I totally accept those extremely wise rebukes from the noble Lord about my French pronunciation. It has never been very good; I will practise a lot more to see whether I can improve it.
Does my noble friend accept that the Question goes generally to our relations with France, and in this connection to the very important issue of defence co-operation with France? I hope that we can see the continuation of the co-operation envisaged under the previous President.
Yes, that is certainly the intention. Those matters have been discussed both between the Prime Minister and Monsieur Hollande and between my right honourable friend the Foreign Secretary and Laurent Fabius, the new French Foreign Secretary. Obviously a question was raised by our decision to go for the JSF variant rather than the original pattern under the strategic defence review. That has been discussed. Any suggestion of misunderstanding has been removed and both sides fully intend to co-operate very closely in the future on all defence matters.

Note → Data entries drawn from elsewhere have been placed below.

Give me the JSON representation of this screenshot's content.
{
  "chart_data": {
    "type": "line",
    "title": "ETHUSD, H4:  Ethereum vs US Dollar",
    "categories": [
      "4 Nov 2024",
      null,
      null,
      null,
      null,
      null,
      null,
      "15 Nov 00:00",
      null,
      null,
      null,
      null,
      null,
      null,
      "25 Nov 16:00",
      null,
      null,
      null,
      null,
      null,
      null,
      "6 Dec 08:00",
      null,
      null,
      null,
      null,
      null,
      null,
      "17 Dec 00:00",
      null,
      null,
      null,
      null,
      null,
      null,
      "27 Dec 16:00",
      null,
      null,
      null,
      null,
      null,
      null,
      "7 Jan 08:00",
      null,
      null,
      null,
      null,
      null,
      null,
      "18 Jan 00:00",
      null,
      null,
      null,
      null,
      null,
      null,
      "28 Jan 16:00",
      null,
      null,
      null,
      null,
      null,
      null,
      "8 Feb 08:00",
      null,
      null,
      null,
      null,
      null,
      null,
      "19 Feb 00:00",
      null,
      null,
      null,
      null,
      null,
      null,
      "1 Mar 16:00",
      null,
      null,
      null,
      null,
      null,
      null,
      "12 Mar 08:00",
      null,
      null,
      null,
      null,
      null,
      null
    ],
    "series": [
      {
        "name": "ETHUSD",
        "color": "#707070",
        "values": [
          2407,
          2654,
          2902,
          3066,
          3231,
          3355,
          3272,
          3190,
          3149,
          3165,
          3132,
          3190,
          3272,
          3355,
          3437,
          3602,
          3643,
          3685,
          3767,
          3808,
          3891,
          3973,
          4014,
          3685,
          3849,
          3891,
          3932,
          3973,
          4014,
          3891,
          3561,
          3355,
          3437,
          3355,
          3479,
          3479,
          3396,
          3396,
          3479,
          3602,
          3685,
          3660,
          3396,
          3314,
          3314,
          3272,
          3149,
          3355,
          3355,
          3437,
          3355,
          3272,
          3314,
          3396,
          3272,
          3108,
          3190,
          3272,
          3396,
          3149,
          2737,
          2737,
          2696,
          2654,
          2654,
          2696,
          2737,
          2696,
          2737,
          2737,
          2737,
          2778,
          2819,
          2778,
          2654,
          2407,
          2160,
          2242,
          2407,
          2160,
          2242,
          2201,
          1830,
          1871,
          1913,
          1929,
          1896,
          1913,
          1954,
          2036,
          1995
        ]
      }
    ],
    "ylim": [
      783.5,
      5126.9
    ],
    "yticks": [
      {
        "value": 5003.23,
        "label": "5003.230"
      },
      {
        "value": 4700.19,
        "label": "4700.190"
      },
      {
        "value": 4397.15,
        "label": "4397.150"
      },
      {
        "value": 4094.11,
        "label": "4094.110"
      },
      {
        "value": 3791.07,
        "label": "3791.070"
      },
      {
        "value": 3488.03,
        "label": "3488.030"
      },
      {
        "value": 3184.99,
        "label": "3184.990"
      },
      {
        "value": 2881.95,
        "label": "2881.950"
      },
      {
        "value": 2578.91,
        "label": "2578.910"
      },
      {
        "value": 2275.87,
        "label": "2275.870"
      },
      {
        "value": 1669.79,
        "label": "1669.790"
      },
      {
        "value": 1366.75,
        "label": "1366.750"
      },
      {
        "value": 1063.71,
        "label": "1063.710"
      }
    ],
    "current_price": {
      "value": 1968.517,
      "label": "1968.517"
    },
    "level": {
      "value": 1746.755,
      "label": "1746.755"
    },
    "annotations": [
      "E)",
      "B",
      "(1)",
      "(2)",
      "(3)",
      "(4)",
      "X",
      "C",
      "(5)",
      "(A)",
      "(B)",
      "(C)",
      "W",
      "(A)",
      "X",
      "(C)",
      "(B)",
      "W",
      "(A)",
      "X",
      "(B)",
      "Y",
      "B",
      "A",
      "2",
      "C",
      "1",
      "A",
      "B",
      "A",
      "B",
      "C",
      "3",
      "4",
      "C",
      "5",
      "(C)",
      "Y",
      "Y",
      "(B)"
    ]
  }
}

My Lords, in an earlier reply, the Minister talked about the policies for constraint in public expenditure as well as those for growth. Can he give us a quick summary of the steps that Her Majesty’s Government are taking to promote growth at the moment?
Not in the time allowed, no. There is a perfectly sensible proposition that, although the growth of public expenditure has been restrained—in some areas, not actually cut at all—this is a necessary part of getting a balanced, suitably relaxed monetary policy in as far as it can be relaxed, paving the way for further expenditure on infrastructure, of which some has been authorised. One hopes that in future there will be more. This is the rebalancing of the economy that all sensible people are aiming for.
The Minister will recall with a certain amount of embarrassment that we on this side of the House welcomed candidate Hollande to London during his election campaign.
Going back to defence co-operation, the Minister well knows that we and France are the serious players in defence within the European Union. We both face economic difficulties. Has there been any signal yet from the new French Government that they wish not only to continue our substantial defence co-operation but even to enhance it?
On the second point, there has been a signal that they wish to enhance co-operation in a number of areas. On the question of welcoming opposition candidates to London, my right honourable friend is not physically in a position to be able to meet every opposition candidate. Other leaders such as Chancellor Merkel and Mr Monti in Italy did not meet Monsieur Hollande before he became President, but that was not taken as a snub or an offence; it was a perfectly normal procedure. Now they have met and have got on very well.
My Lords, will the Government discuss with the French President the problem that the present programme of imposed austerity offers no prospect whatever to either Greece or possibly Spain of ever recovering from depression?
There is emerging an understanding, not least from the contribution of the new French President but also from discussions with Germany—and, indeed, from the latest moves in relation to the banking union and the proposals for bank recapitalisation for Spain—that some balance has to be struck. Whether that will mean some easing of the conditions for Greece or not, I do not know. These matters are now being discussed between the eurozone countries. There is a sensible way forward and obviously my noble friend makes the perfectly valid point that if the cure is so violent that it kills the patient, it is not much of a cure.